Designado como aliado não pertencente à OTAN no início deste ano, o Peru adquiriu $3,5 bilhões em caças F-16 da Lockheed Martin apenas alguns meses depois, em parte devido à pressão do embaixador dos EUA, Bernie Navarro, um antigo confidente de Rubio. Ainda assim, seu governo conservador resistiu aos apelos dos EUA para se desvincular economicamente da China, que compra o cobre e o ferro do país e investe pesadamente em seus setores de mineração, energia e infraestrutura, principalmente no megaporto de Chancay, avaliado em bilhões de dólares.
No ano passado, o governo peruano contratou a Continental Strategy, uma empresa de lobby de Washington alinhada a Rubio, em parte para reverter as tarifas de 50% sobre suas exportações de cobre dos EUA e para fortalecer os laços bilaterais em meio ao bicentenário das relações diplomáticas entre os países. Fontes disseram à Reuters que Fujimori agora, assim como De la Espriella, busca alívio das tarifas americanas mais recentes de 12,5% que afetam seu comércio agrícola com os EUA. Apesar de sua relativa prosperidade econômica e estabilidade fiscal para a região, o Peru enfrenta crescente insegurança em portos e prisões, extorsão de empresários por grupos criminosos e altos níveis de produção de coca em áreas rurais.
Para tanto, o ministro das Relações Exteriores do país, um funcionário de longa data da Embaixada dos EUA em Lima, disse antes da chegada de Rubio que espera fortalecer a cooperação em questões de "segurança e defesa e no combate ao crime organizado transnacional, que é tão prejudicial ao nosso país".

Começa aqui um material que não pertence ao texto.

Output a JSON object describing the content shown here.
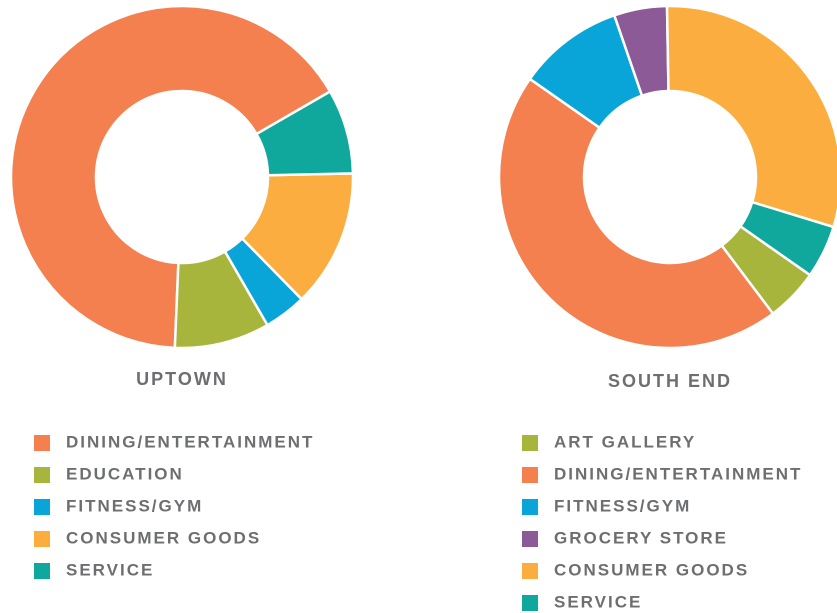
{
  "chart_data": [
    {
      "type": "donut",
      "title": "UPTOWN",
      "categories": [
        "DINING/ENTERTAINMENT",
        "EDUCATION",
        "FITNESS/GYM",
        "CONSUMER GOODS",
        "SERVICE"
      ],
      "values": [
        66,
        9,
        4,
        13,
        8
      ],
      "colors": [
        "#f47f4f",
        "#a8b53c",
        "#0aa5d8",
        "#fbad3f",
        "#10a89d"
      ]
    },
    {
      "type": "donut",
      "title": "SOUTH END",
      "categories": [
        "ART GALLERY",
        "DINING/ENTERTAINMENT",
        "FITNESS/GYM",
        "GROCERY STORE",
        "CONSUMER GOODS",
        "SERVICE"
      ],
      "values": [
        5,
        45,
        10,
        5,
        30,
        5
      ],
      "colors": [
        "#a8b53c",
        "#f47f4f",
        "#0aa5d8",
        "#8b5a97",
        "#fbad3f",
        "#10a89d"
      ]
    }
  ]
}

Para uma administração que utiliza todas as ferramentas coercitivas à sua disposição para garantir a cooperação com sua agenda militarizada de combate às drogas na América do Sul, firmar acordos de segurança com líderes regionais que compartilham os mesmos ideais é uma tarefa trivial para Rubio.
Mas receber homenagens simbólicas em Quito e Lima e oferecer platitudes pomposas sobre a ameaça da China ignora os desafios ainda maiores que a região enfrenta — da deriva autoritária à baixa produtividade, da desigualdade acentuada à captura do Estado. Nesses pontos, a "Doutrina Monroe" do governo até agora contribuiu relativamente pouco.